Other compliance twists
As the number of applicants continues to rise, some employers have added new job qualifications that effectively eliminate minority candidates but are not required to perform the work.

“Employers are looking at their hiring practices because there are more candidates available in an increasingly competitive job market and employers can tweak their hiring criteria,” Devata says. “We’re seeing a re-evaluation of positions and job descriptions.

“Because the pool is bigger, companies can ratchet up the qualifications required for a job. There is a time lag in discrimination litigation, so we have not yet seen the potential consequences of this in discrimination claims.”

Employers may have legitimate reasons to modify the qualifications for a job if, for example, the open position represents a consolidation of several jobs, but arbitrarily raising the requirements may lead to trouble.

“Employers need to do a realistic assessment of requirements for each job,” Devata cautions. “Don’t stretch the requirements or create false expectations, because these actions may lead to discrimination claims.”

Devata also recommends that employers revisit their job application forms to ensure that they do not include questions that could create disparate impact.

“With budget cuts, the reality is that the human resources and recruiting functions have been cut, while at the same time the applicant pool has doubled or tripled. Employers also have an increased responsibility to train hiring managers on interviewing techniques and permissible questions.”

At the other end of the staffing spectrum, Roe notes that she is spending most of her time defending layoff actions because many employers are still unaware of the risks entailed.

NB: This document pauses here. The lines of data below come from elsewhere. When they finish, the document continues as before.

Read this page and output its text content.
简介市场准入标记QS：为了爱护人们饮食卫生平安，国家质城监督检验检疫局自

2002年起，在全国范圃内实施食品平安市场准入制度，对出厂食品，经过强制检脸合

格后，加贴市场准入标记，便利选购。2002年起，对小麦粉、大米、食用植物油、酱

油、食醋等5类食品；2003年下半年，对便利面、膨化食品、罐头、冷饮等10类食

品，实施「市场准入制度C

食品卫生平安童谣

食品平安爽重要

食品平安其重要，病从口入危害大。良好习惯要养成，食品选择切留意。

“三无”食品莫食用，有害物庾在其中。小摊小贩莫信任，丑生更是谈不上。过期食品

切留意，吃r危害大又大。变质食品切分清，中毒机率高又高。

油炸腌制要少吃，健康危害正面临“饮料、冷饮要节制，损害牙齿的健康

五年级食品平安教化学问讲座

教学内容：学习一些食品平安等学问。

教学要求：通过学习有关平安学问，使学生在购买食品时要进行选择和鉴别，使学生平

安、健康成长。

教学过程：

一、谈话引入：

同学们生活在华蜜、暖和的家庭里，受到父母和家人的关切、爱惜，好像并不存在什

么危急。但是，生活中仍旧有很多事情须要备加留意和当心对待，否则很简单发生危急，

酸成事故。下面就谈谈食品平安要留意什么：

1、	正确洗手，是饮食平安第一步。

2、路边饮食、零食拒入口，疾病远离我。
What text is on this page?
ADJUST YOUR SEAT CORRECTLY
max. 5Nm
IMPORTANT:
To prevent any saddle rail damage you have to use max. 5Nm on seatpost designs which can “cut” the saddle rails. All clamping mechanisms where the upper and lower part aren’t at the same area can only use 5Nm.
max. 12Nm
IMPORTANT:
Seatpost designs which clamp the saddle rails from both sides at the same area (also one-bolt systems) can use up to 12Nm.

“I ask clients to show me spreadsheets listing every employee who is being laid off by race, age and gender, and they look surprised,” she reports. “They think they are supposed to be color blind.

“Employers see an opportunity to eliminate the bottom as that bottom has been defined under what are often biased terms,” Roe says. “Too often, black candidates are hired into bad positions, perform poorly, and are laid off. The whole process must be carefully managed from hiring to release.”